5(a) The validity of the Medical Board opinion shall be given due weight and consideration in all such cases. This has been upheld by the Honourable Apex Court in 2009(8) MLJ 1475 (Secretary, Ministry of Defence and others Vs. Damodaran A.V (Dead) through LRs and others), in the following terms_

“7. The aforesaid provisions including that of the guidelines called the Guide to Medical Officers (Military Pensions) 1980 and also the source of power, i.e., the provision of Section 173 of the Pension Regulations including other relevant provisions came to be considered by the Supreme Court. A conjoint reading of the aforesaid provisions along with the decisions rendered by this Court makes it amply clear that the said provisions and the decisions lay down the entire procedure, guidelines and principles as to under what circumstances a person could be said to be medically unfit and disabled and is to be boarded out from service and its attributability. The decisions have also dealt with the manner and circumstances under which the said person would be entitled to receive the disability pension.

8.When an individual is found suffering from any disease or has sustained injury, he is examined by the medical experts who would not only examine him but also ascertain the nature of disease/injury and also record a decision as to whether the said personnel is to be placed in a medical category which is lower than ‘AYE (fit category) and whether temporarily or permanently. They also give a medical assessment and advice as to whether the individual is to be brought before the release/invalidating medical board. The said release/invalidating medical board generally consists of three doctors and they, keeping in view the clinical profile, the date and place of onset of invaliding disease/disability and service conditions, draws a conclusion as to whether the disease / injury has a causal connection with military service or not. On the basis of the same, they recommend (a) attributability, or (b) aggravation, or (c) whether connection with service. The second aspect which is also examined is the extent to which the function capacity of the individual is impaired. The said is adjudged and an assessment is made of the percentage of the disability suffered by the said personnel which is recorded so that the case of the personnel could be considered for grant of disability element of pension. Another aspect which is taken notice of at this stage is the duration for which the disability is likely to continue. The same is assessed/recommended in view of the disease being capable of being improved. All the aforesaid aspects are recorded and recommended in the form of AFMSF-16. The Invalidating Medical Board forms its opinion/recommendations on the basis of the medical report, injury report, court of enquiry proceedings, if any, charter of duties relating to peace or field area and of course, the physical examination of the individual.

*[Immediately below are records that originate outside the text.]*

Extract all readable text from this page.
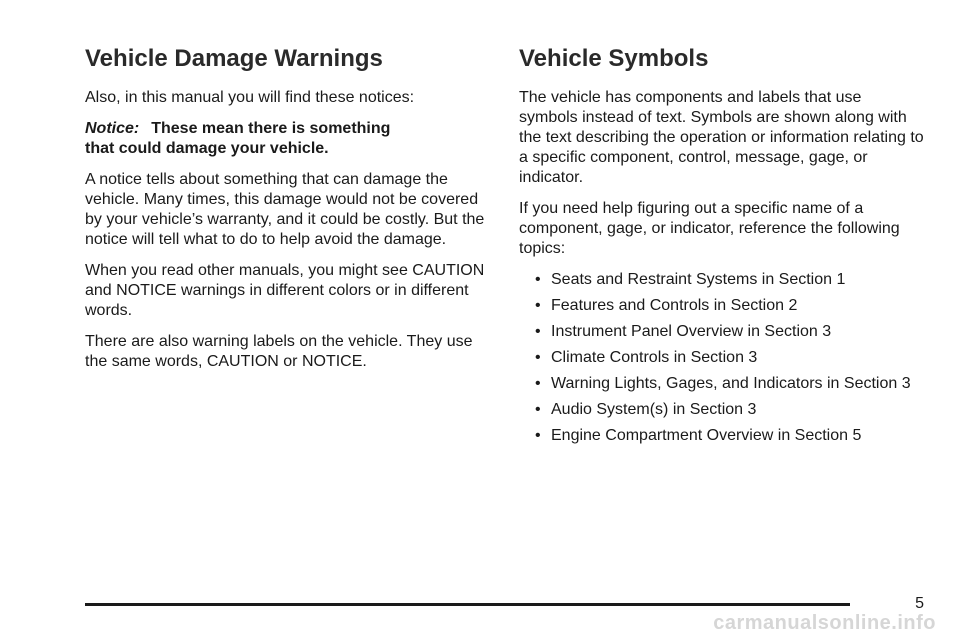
Vehicle Damage Warnings

Also, in this manual you will find these notices:

Notice: These mean there is something
that could damage your vehicle.

A notice tells about something that can damage the vehicle. Many times, this damage would not be covered by your vehicle’s warranty, and it could be costly. But the notice will tell what to do to help avoid the damage.

When you read other manuals, you might see CAUTION and NOTICE warnings in different colors or in different words.

There are also warning labels on the vehicle. They use the same words, CAUTION or NOTICE.

Vehicle Symbols

The vehicle has components and labels that use symbols instead of text. Symbols are shown along with the text describing the operation or information relating to a specific component, control, message, gage, or indicator.

If you need help figuring out a specific name of a component, gage, or indicator, reference the following topics:

• Seats and Restraint Systems in Section 1
• Features and Controls in Section 2
• Instrument Panel Overview in Section 3
• Climate Controls in Section 3
• Warning Lights, Gages, and Indicators in Section 3
• Audio System(s) in Section 3
• Engine Compartment Overview in Section 5
5
carmanualsonline.info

9. The aforesaid provisions came to be interpreted by the various decisions rendered by this Court in which it has been consistently held that the opinion given by the doctors or the medical board shall be given weightage and primacy in the matter for ascertainment as to whether or not the injuries / illness sustained was due to or was aggravated by the military service which contributed to invalidation from the military service.”

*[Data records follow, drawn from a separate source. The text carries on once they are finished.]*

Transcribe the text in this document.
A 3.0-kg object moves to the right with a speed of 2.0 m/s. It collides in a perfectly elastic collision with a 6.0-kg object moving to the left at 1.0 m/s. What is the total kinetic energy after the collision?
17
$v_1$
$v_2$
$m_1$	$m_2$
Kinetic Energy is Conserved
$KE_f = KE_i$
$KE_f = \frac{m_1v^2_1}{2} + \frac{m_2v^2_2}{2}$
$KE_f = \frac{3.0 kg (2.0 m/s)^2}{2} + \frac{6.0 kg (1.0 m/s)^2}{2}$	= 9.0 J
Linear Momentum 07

Hence, the relief sought for in this petition cannot be granted. Point is answered accordingly.

6. In fine, the petition is dismissed. No costs. In the circumstances of the case and keeping the poor financial condition of the petitioner, We recommend to the Rajya Sainik Board at Puducherry to favourably consider the petitioners case for monetary relief at their discretion from the funds available at their disposal.